Ernesto virou-se, assustado. Onde antes havia apenas sombras, agora estava um homem que ele demorou para reconhecer. Era ele. O mesmo rosto, a mesma altura, as mesmas roupas. Ele próprio. Quase como um espelho, embora não refletisse os olhos assustados e a boca entreaberta de Ernesto. Pelo contrário: a cópia parecia calma e começava a esboçar um sorriso nos cantos dos lábios.
Ernesto começou a sentir um vento frio que lentamente o congelava. Primeiro, foram seus pés e braços. Pouco a pouco, sentiu o tronco e o pescoço endurecerem. Não conseguia mais se mover. Então o frio atingiu seu rosto e começou a abrir caminho por todos os seus orifícios. Suas narinas queimavam e seus ouvidos doíam conforme o sopro gelado se estendia para seu interior. Ernesto viu o reflexo sorrir. Então não viu mais nada.

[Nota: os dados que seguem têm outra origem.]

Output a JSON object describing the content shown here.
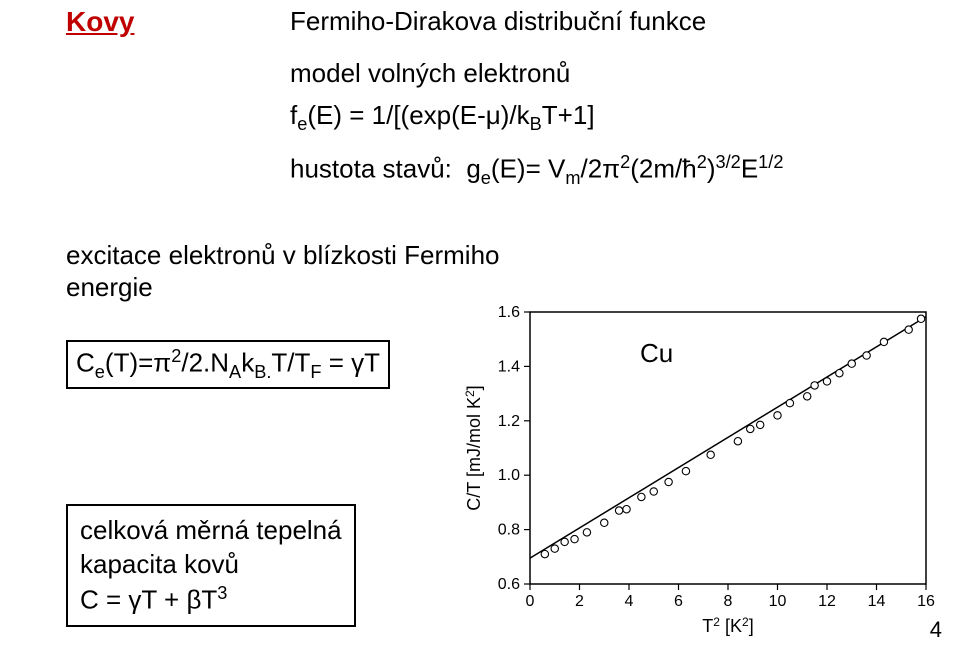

Ernesto baixou a porta do bar, como fazia todos os dias. Deixou destrancada a portinhola de ferro. Precisava resolver alguns problemas antes de ir embora. Enquanto fazia a ronda pelo banheiro e o caixa, ouvia apenas o silêncio. Não havia mais nenhum barulho. Um cheiro, porém, se sobrepunha ao do banheiro, cada vez mais fétido conforme a água suja escorria por entre os azulejos e alimentava os fungos que cresciam no concreto. O cheiro forte invadiu as narinas de Ernesto, mas ele não tinha com o que se preocupar. Era só mais um casco vazio entre os muitos espalhados pelos cantos.